Lorsque le président Donald Trump est entré en fonction, il a chargé l'homme le plus riche du monde d'effectuer des coupes budgétaires importantes qui provoquent désormais le déroulement d'un "film d'horreur en temps réel".
Une chronique de Ben Smilowitz, fondateur du Disaster Accountability Project et de SmartResponse.org, avertit que la situation avec Ebola en Afrique s'aggrave de jour en jour, en partie à cause des coupes budgétaires massives dans les fonds de santé publique internationale.
Cette épidémie n'est pas la première, mais les administrations précédentes y ont fait face de manière radicalement différente. Lorsque l'épidémie a débuté en 2014, l'administration Obama a déployé du personnel en Afrique de l'Ouest et a mis en place une réponse coordonnée avec des pays du monde entier.
"Entre 2014 et 2016, 11 000 personnes sont mortes dans plusieurs pays d'Afrique de l'Ouest après avoir souffert de défaillances de plusieurs organes, de saignements incontrôlables, de vomissements et de diarrhées", a écrit Smilowitz dans "The Hill".
La nouvelle version d'Ebola est plus mortelle, a-t-il expliqué. On compte déjà plus de 900 cas suspects et au moins 230 décès. Des chercheurs des National Institutes of Health ont constaté que chaque personne infectée transmet le virus à 1,5 à 2,5 autres personnes. Il n'existe aucun remède.
Cela fait 18 mois que l'administration Trump a "démantelé l'USAID, retiré les États-Unis de l'Organisation mondiale de la Santé, licencié des milliers d'experts qualifiés en santé publique, et supprimé 615 des 770 subventions mondiales de santé identifiables de l'USAID (totalisant 12,7 milliards de dollars) qui finançaient la surveillance des maladies, la prévention des épidémies, la réponse d'urgence et les opérations de crise", indique la chronique.
Tout le travail accompli après la première épidémie d'Ebola pour prévenir une telle catastrophe a été "démoli", a expliqué Smilowitz.

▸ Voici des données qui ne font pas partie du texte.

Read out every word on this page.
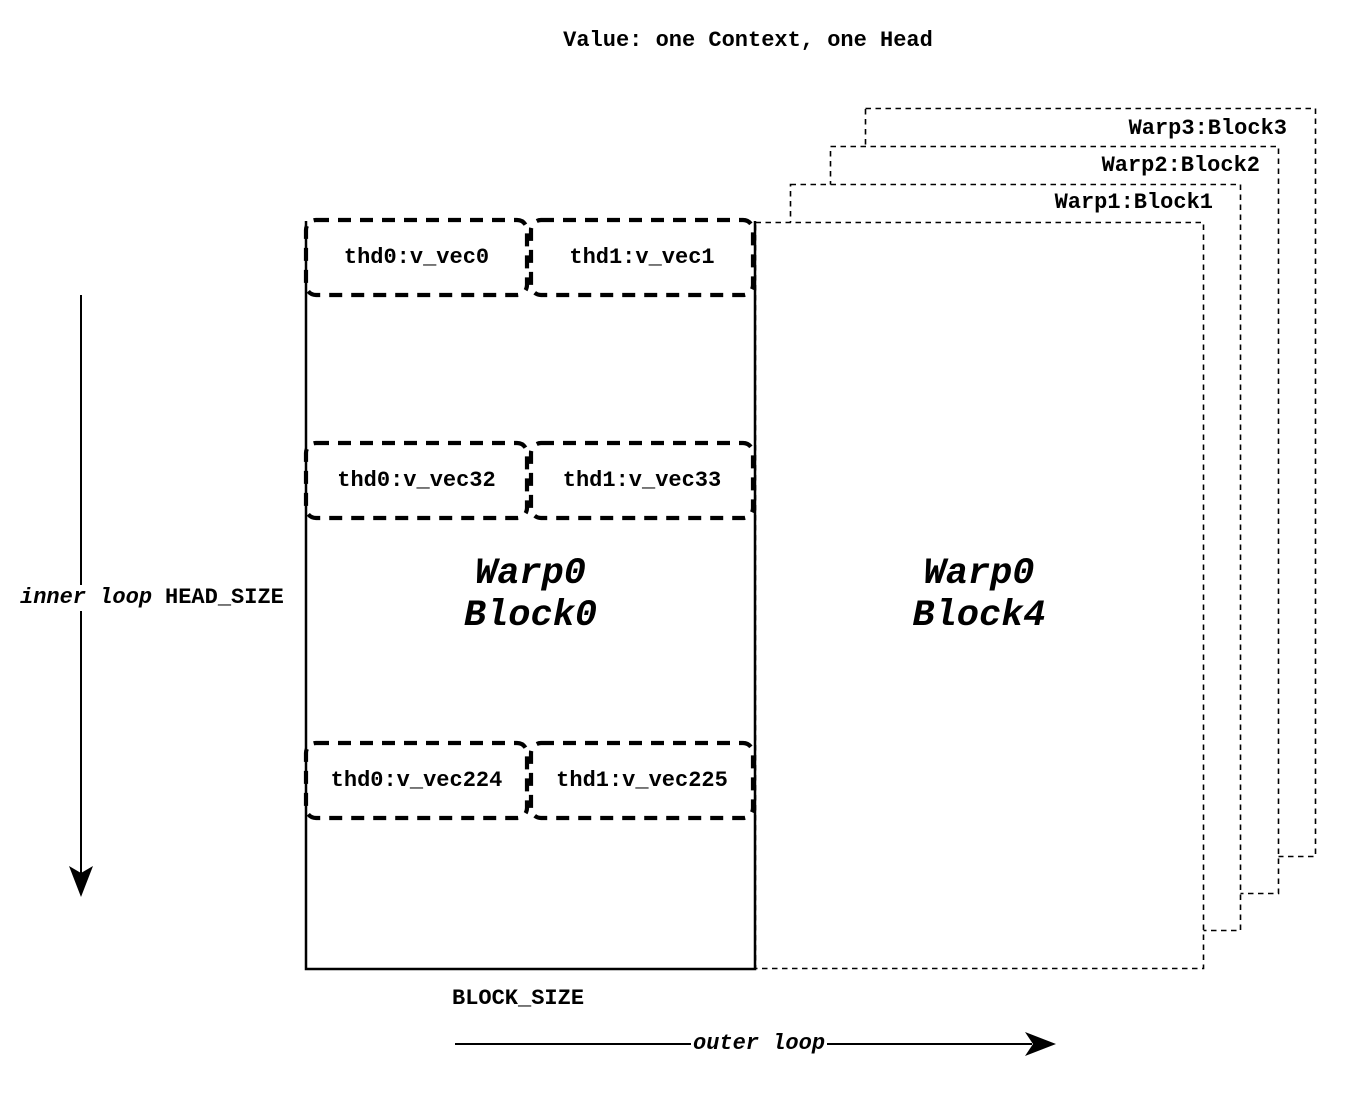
Value: one Context, one Head
Warp3:Block3
Warp2:Block2
Warp1:Block1
thd0:v_vec0	thd1:v_vec1
thd0:v_vec32	thd1:v_vec33
thd0:v_vec224	thd1:v_vec225
Warp0
Block0
Warp0
Block4
inner loop HEAD_SIZE
BLOCK_SIZE
outer loop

Il a appelé le Congrès à restaurer l'infrastructure de santé publique qui garantirait "des tests rapides, des agents de santé formés, des équipements de protection, l'isolement des cas, un transport sécurisé, la traçabilité des contacts, la confiance de la communauté et la coordination internationale".
Le plan, a déclaré Smilowitz, commence par le rétablissement du financement spécifiquement destiné à la réponse contre Ebola. Ensuite, il a appelé à la restauration et à la reconstruction complète de l'USAID et du CDC. Il a également exhorté les États-Unis à "réengager l'Organisation mondiale de la Santé" au niveau où ils se trouvaient autrefois. Cela inclut les "groupes de travail techniques, la coordination d'urgence, le partage des données, les déploiements d'experts et les canaux de financement liés à la réponse aux épidémies". Une telle relation pourrait contribuer à garantir la mise en place de systèmes d'alerte précoce et le déploiement d'équipes d'intervention rapide.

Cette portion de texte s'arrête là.